Mulder and Scully, however, now lack the support of the X-files case load. Mulder is wasting away on never-ending stakeouts while Scully gives medical instruction in an autopsy lab. Both are changed people. Mulder, a shell of his former self, is full of self-doubt. He replays the incident of his sister Samantha’s kidnapping – the first time we see the full event – but doubts the validity of the memory and of his own sanity. Scully, on the other hand, has lost her hard, scientific edge. She wallows in the emotion of a motion, in this case the dissection of a human head. Events begin to unfold as Mulder’s secret government connection, a senator who has supported him for years, tells him of the Puerto Rican facility and of the recently received message.

Mulder escapes to Puerto Rico and there finds the evidence he seeks in terms of print-outs. He also finds a local man cowering in the bathroom of the research station. Speaking no English, the man draws a picture of a little green man on the wall of the facility. As Mulder reviews the machines, dramatic weather conditions begin to manifest outside causing the local to fear for his life and flee into the jungle. When Mulder attempts to bring him back, he finds the man’s corpse huddled beneath a tree, apparently dead from shock. Meanwhile, Scully does her best to evade detection and find Mulder on his Puerto Rican jaunt.

At the end of the episode, Mulder has another close encounter with an alien presence similar to the events surrounding his sister’s kidnapping. Rendered unconscious from the experience, Mulder is awakened by Scully who finally tracked him down to Puerto Rico. Just as they begin to investigate and collect evidence, a secret military operation begins to approach with directions to kill anyone in their way. Mulder and Scully manage to flee the scene with capture (or worse). Back in Washington, DC, Mulder is scolded by Assistant Director Skinner but, against the wishes of The Smoking Man, is returned to active duty on his surveillance case. The final scene shows Mulder attempting to make sense out of the seemingly black recording he took from the scene in Puerto Rico.

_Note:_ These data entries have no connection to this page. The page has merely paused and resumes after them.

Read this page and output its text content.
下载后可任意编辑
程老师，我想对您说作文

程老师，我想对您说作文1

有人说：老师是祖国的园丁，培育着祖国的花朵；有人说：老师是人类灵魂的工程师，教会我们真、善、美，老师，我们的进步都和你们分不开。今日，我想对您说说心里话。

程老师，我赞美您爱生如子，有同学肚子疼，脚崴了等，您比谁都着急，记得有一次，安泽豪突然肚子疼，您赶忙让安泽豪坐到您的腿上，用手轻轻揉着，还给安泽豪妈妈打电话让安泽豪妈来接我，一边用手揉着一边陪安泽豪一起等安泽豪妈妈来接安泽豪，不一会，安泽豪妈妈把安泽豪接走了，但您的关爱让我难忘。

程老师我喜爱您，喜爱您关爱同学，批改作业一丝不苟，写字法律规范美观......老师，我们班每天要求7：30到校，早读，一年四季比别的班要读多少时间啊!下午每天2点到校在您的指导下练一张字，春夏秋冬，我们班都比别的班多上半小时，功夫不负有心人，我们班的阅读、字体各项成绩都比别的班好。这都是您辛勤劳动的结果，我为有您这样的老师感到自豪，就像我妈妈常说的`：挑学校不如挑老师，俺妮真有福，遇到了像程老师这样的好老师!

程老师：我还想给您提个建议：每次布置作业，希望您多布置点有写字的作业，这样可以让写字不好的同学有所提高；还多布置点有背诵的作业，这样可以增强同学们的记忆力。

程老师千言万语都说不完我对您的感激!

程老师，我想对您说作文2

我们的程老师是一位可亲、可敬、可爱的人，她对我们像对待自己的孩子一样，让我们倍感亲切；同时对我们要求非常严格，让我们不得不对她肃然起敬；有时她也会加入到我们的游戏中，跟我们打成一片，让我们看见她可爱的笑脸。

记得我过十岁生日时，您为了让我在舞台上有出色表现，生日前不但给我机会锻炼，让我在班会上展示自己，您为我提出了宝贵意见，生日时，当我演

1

“Little Green Men” is a graceful blend of the best elements of the series: solid special effects, a tangible sense of threat/danger – often at the hands of our own government, and multiple alien interactions. The episode is densely plotting and atmospheric, but it’s never confusing or meandering. They have a long story to tell, and it’s relayed in a tight narrative. Layered over this is the still close relationship between Mulder and Scully. Even though the X-files are closed, they still maintain contact and their special bond. The trajectory of both characters within the episode take them in fascinating new directions – here is Mulder with a renewed sense of purpose and another encounter to reassure him that “the truth is out there.” Scully, meanwhile, went from a source of doubt and cynicism last year to one of emotion and belief. They even are allowed to share gentle, touching moments which clearly stokes the hint of passion between them. Plus, we actually get to see two “little” green men in the episode when the research station seems to become something of a Close Encounters homage. These events coupled with the ever mounting suspicion from the clandestine government conspiracy are more than enough to warrant a full-bodied recommendation of “Little Green Men.”